L’ atto d’ accusa firmato dai pm Francesco Del Bene, Amelia Luise e Gianluca De Leo ricostruisce una vicenda avvenuta nel marzo 2010. Salvatore Albicocco, titolare delle omonime pasticcerie di Palermo, aveva subito dei danneggiamenti. Furono giorni difficili per il commerciante. Guido Ferrante avrebbe consigliato a Salvatore Albicocco, titolare di una pasticceria di Palermo, di pagare il pizzo e di non denunciare la vicenda coprendo presunti esponenti della cosca di Corso Calatafimi.

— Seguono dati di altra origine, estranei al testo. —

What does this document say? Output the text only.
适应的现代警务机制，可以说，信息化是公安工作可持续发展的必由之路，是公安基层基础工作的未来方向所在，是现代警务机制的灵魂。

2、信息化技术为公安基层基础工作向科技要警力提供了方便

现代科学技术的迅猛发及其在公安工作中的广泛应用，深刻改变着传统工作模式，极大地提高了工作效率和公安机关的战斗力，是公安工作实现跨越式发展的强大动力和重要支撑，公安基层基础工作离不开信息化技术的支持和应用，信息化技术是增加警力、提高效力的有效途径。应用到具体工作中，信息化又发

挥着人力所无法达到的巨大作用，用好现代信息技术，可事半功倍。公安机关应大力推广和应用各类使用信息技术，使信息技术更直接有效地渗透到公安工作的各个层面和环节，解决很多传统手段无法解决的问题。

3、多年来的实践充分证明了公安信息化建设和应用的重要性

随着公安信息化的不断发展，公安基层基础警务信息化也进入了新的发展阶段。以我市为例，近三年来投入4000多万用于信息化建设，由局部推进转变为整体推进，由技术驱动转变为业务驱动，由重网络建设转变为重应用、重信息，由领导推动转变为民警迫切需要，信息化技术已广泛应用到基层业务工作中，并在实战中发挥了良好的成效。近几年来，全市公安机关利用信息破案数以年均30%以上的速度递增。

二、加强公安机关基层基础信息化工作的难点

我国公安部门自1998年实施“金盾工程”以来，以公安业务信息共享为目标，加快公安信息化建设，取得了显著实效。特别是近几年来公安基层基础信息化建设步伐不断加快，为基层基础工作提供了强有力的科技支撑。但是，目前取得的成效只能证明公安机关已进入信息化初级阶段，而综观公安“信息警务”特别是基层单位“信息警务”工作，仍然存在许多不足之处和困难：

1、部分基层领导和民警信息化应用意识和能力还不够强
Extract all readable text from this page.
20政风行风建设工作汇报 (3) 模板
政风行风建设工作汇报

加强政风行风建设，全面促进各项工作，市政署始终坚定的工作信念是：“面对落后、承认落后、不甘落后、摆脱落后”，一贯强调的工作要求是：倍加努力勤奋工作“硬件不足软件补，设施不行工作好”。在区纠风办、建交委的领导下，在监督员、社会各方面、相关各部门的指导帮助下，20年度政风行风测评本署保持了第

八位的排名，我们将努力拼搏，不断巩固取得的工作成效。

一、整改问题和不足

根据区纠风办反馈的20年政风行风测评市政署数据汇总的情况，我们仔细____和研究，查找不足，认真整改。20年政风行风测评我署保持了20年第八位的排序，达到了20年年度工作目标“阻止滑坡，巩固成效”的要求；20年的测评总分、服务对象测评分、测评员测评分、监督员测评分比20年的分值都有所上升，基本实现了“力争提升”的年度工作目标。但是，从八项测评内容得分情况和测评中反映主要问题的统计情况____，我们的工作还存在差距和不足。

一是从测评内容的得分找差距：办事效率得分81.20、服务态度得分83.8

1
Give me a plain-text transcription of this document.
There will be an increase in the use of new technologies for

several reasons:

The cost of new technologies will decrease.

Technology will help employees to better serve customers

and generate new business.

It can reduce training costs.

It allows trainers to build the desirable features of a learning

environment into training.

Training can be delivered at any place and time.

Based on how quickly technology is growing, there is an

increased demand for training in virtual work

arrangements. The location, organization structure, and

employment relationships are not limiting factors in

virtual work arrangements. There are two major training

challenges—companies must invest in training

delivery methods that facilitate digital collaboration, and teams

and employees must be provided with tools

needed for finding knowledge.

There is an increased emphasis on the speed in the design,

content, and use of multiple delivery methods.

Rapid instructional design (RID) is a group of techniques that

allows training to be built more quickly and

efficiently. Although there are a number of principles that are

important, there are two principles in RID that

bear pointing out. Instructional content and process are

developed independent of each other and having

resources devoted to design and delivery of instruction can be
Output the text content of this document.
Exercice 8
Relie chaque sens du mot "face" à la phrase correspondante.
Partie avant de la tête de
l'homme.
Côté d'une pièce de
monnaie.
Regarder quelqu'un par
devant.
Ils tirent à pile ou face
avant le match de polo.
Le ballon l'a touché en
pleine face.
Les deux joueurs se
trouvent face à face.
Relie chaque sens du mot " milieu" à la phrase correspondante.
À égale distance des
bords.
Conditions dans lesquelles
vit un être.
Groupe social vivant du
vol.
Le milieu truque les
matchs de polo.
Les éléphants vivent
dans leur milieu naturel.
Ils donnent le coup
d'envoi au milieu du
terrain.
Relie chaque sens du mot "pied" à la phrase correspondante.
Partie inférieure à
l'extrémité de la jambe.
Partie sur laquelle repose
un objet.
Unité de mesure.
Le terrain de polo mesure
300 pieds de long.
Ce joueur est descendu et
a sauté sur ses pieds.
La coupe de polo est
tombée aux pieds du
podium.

L’ assistente di polizia monrealese è adesso accusato di aver aiutato Giuseppe Zizo, esponente delle mafia di Corso Calatafimi, che aveva mandato gli emissari del pizzo, ad eludere le indagini a loro carico. Nella pasticceria di Viale Regione Siciliana erano presenti delle microspie della sezione Criminalità organizzata della squadra mobile e le richieste estorsive furono registrate in diretta. “Segui la tua strada, in questa zona non si sta salvando nessuno”, avrebbe detto Ferrante ad Albicocco. 

In seguito all’arresto Albicocco avrebbe denunciato l’accaduto facendo concludere l’indagine in tempi brevissimi .

Guido Ferrante inoltre sarebbe accusato di far parte di un importante giro di auto in cui sarebbero stati coinvolti anche alcuni esponenti mafiosi come Michele Armanno, capo mandamento di Pagliarelli, già arrestato.

Adesso l’assistente di polizia Guido Ferrante è ai domiciliari con le accuse di favoreggiamento aggravato e omessa denuncia di reato.